Rebeca, displaced in Yakuach
“I depended on that care”
I worked for many years in Lankien as a traditional birth attendant, helping many women give birth safely. When modern medicine became more available, I started working with the hospital. Even after helping women deliver at home, I always advised them to go to the health facility, including the MSF hospital in Lankien, so they could be checked.
After the conflict started in Jonglei, especially in Lankien, I lost everything. People began to flee, but I refused to leave at first. I am old, and I have been sick for the past five years. My life has not been easy. I was a regular patient at the MSF hospital in Lankien, and I depended on that care.
When the hospital was destroyed, and I saw many houses being burned, including the market that was bombed, I lost hope. I said to myself, "If I die, let me die in my own home." I did not want to move anymore.
Moses, displaced in Chuil
“We fled because we wanted to live”
I remember the time when we were fighting for this country, what is now called South Sudan. It never happened that our homes were burned like this. That war was between the governments. Civilians were not the target. Our markets were not destroyed. People could still live their lives. Even when we were displaced, we would return and find our homes the same way we left them. This time is different.

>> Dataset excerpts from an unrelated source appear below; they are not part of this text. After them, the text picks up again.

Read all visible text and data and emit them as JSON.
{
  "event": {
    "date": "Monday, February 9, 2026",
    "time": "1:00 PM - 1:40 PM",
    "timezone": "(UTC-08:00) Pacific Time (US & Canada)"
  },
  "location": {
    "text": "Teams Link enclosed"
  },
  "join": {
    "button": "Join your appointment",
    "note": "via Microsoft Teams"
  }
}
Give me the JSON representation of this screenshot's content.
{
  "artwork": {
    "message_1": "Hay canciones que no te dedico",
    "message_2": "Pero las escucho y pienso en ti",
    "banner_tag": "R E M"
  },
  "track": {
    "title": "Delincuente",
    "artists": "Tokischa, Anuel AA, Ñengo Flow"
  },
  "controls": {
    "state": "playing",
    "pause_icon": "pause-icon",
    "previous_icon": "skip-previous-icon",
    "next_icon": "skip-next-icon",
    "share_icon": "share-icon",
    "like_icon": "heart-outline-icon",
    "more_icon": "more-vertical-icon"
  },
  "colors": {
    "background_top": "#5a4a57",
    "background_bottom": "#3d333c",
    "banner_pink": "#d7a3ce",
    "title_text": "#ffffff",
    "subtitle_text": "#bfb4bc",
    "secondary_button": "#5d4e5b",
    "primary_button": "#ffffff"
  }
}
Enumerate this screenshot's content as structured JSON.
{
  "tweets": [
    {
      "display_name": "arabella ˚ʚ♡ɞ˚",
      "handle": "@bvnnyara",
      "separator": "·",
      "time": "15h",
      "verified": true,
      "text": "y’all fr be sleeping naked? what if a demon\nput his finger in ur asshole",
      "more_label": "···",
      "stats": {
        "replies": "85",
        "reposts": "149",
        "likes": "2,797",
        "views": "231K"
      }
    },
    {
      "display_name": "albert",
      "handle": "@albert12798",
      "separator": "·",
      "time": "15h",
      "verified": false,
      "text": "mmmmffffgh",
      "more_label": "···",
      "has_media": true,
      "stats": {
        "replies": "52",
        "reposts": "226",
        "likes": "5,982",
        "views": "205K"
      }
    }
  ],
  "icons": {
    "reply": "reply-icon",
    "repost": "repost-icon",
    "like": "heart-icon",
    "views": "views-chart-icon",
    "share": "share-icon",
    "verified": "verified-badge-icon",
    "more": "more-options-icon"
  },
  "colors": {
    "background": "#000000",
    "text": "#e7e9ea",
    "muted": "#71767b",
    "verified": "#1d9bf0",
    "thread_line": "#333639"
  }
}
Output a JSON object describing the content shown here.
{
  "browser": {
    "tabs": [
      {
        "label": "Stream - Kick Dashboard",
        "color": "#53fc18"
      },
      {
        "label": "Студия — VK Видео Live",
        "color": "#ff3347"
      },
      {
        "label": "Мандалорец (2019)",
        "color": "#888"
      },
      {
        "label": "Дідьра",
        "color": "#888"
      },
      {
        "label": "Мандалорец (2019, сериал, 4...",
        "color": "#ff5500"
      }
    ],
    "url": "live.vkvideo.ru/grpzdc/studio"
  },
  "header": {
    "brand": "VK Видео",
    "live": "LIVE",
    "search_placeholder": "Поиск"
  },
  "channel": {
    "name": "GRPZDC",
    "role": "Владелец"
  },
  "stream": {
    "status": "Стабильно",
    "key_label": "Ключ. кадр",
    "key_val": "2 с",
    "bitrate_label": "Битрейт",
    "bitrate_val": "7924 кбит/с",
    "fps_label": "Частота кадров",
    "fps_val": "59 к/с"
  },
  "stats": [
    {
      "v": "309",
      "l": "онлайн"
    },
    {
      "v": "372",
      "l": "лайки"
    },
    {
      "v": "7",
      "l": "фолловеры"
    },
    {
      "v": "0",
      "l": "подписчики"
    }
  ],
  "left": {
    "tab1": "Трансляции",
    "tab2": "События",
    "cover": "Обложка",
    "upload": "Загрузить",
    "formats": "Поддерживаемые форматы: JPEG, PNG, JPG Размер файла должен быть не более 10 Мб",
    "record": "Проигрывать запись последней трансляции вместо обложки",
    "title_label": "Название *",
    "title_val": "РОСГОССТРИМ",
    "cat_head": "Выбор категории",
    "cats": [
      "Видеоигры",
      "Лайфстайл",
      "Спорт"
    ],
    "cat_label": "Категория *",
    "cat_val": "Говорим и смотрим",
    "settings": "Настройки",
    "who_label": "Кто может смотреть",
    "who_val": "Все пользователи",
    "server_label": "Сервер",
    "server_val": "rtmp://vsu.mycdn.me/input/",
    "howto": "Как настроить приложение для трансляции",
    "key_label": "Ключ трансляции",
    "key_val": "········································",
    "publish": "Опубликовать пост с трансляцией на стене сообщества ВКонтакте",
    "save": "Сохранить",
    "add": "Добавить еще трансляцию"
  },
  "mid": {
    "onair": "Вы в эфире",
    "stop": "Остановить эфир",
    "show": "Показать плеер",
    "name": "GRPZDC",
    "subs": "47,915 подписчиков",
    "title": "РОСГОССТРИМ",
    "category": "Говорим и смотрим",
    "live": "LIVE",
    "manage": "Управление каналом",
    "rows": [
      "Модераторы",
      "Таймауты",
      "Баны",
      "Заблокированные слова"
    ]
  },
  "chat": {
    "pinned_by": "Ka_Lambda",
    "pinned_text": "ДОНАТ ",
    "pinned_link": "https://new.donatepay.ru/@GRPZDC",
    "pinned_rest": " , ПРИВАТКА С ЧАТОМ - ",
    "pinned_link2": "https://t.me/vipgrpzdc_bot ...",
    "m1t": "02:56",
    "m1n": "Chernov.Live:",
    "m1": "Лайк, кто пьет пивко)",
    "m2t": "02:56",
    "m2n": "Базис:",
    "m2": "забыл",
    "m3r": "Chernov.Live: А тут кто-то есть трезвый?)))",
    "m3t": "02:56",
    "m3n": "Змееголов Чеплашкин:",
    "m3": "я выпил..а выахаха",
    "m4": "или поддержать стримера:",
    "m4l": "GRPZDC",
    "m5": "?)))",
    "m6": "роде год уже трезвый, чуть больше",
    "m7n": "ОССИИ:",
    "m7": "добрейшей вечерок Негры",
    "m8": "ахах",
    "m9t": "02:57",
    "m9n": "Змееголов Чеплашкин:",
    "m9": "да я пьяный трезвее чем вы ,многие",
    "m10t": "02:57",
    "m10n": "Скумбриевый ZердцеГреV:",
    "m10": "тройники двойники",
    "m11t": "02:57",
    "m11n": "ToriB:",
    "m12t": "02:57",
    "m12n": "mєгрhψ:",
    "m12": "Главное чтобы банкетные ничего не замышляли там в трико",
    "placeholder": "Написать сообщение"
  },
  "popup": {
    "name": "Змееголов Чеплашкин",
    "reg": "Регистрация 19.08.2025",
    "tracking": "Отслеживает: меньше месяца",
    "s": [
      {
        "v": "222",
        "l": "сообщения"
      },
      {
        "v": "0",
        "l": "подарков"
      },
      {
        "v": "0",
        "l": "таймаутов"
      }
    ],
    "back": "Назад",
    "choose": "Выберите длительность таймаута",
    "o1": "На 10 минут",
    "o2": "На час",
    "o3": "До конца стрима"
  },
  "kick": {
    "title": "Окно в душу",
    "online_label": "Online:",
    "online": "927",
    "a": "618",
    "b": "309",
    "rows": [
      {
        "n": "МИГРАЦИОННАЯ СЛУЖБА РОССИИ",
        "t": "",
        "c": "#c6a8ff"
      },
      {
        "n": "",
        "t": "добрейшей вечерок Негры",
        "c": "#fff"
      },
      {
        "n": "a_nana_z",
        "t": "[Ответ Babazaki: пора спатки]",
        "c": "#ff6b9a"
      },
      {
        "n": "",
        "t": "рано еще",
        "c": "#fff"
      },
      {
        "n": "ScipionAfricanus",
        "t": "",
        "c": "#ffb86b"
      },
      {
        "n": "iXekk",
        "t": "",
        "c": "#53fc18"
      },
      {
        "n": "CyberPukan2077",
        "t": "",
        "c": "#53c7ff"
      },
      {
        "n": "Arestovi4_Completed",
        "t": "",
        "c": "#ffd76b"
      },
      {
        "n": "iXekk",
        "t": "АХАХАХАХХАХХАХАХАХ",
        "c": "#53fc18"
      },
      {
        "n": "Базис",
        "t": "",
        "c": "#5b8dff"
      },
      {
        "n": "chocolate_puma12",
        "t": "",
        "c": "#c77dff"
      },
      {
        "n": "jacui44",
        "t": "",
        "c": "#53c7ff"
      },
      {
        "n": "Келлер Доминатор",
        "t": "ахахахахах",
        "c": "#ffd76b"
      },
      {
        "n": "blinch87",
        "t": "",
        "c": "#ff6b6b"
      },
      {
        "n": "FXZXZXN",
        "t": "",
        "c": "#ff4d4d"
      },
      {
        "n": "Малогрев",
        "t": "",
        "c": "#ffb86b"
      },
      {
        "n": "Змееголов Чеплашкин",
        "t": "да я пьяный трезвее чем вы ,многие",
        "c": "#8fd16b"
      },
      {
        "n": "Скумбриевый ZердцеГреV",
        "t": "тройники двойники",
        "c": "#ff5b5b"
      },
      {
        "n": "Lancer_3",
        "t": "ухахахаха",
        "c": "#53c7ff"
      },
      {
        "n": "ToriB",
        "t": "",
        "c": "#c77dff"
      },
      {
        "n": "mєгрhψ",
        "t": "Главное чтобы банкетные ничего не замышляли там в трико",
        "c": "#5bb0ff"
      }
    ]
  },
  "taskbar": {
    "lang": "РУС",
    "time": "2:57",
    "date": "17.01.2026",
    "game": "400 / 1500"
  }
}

I was living in Yuai when government forces entered the town. I was forced to leave, and I lost my property. I ran to Waat, thinking I would be safe there, but the same thing happened again. I had to flee from Waat to Lankien, my ancestral land. I thought I would stay there, but again I was forced to run. I carried nothing with me, only my walking stick. This is the worst situation I have ever seen in my life.
Nyamai, displaced in Chuil
"Look into my eyes"
Everyone fled. Those who remained behind are the disabled, the elderly who cannot walk, and the visually impaired. They might die there, and that is my biggest fear. But we have already started to accept this reality. This situation is about life and death, and right now death is chasing us in every direction.
We left our homes in Lankien running from bullets and airstrikes. While we were moving through the bush, armed men attacked people. Some were killed and children were abducted. In the group I was traveling with, some girls were taken into the bush. I cannot say what was done to them. I only thank God that they came back alive.